In this work, we report the synthesis of several TiO2-carbon nanocomposites (TCNs) composed of a homogeneous dispersion of carbon and anatase TiO2 nanocrystals (30.2-68.7 wt%) in a three-dimensionally ordered macroporous framework with a pore-hierarchical structure fabricated by means of a simple multicomponent infiltration of three-dimensionally ordered templates. Galvanostatic charge/discharge and electrochemical impedance spectroscopy techniques are employed to assess the properties of these nanocomposites for use in lithium ion batteries (LIBs).
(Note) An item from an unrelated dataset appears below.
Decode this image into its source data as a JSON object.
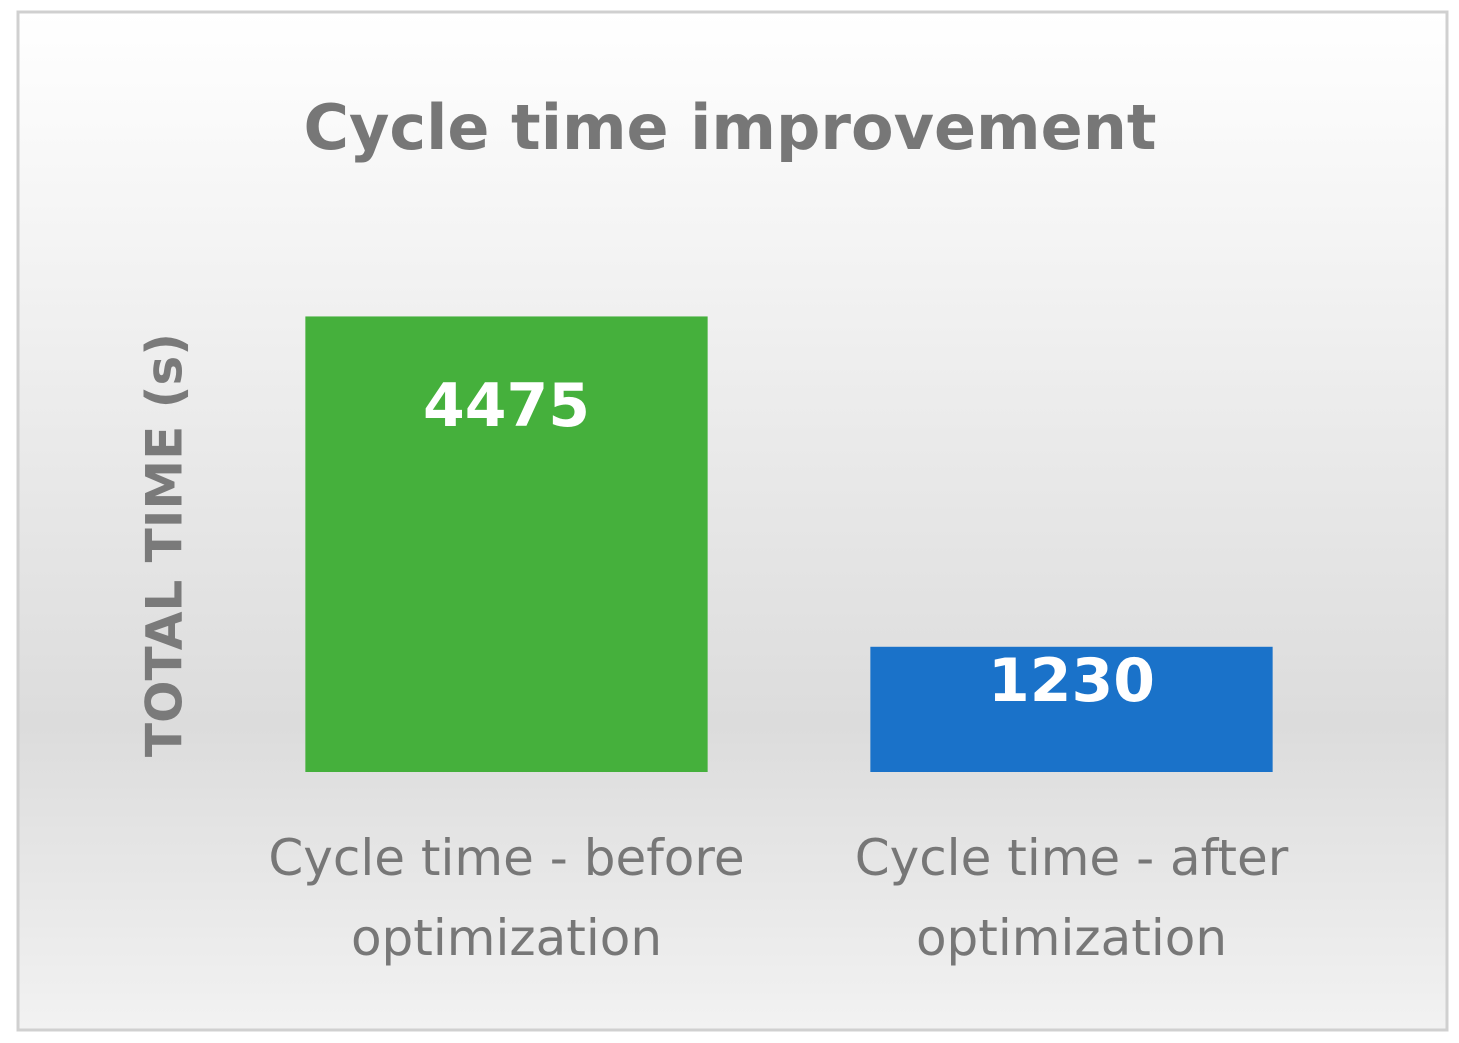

These results demonstrate that TiO2 can be effectively utilized with the assistance of the carbon in the electrode. The TCN3 (55.4 wt% of TiO2) is found to be the most efficient one with a high capacity of similar to 549 mA h g(-1) at 0.2 C after 100 cycles. In addition, it exhibits good cycling stability and superior rate capability as an anode material in LIBs. The reversible capacity can still be retained at similar to 132 mA h g(-1) at a high rate of 10 C. Such TCN represents a promising exploring direction for enhancing the device performance of metal oxide-based electrodes in LIBs.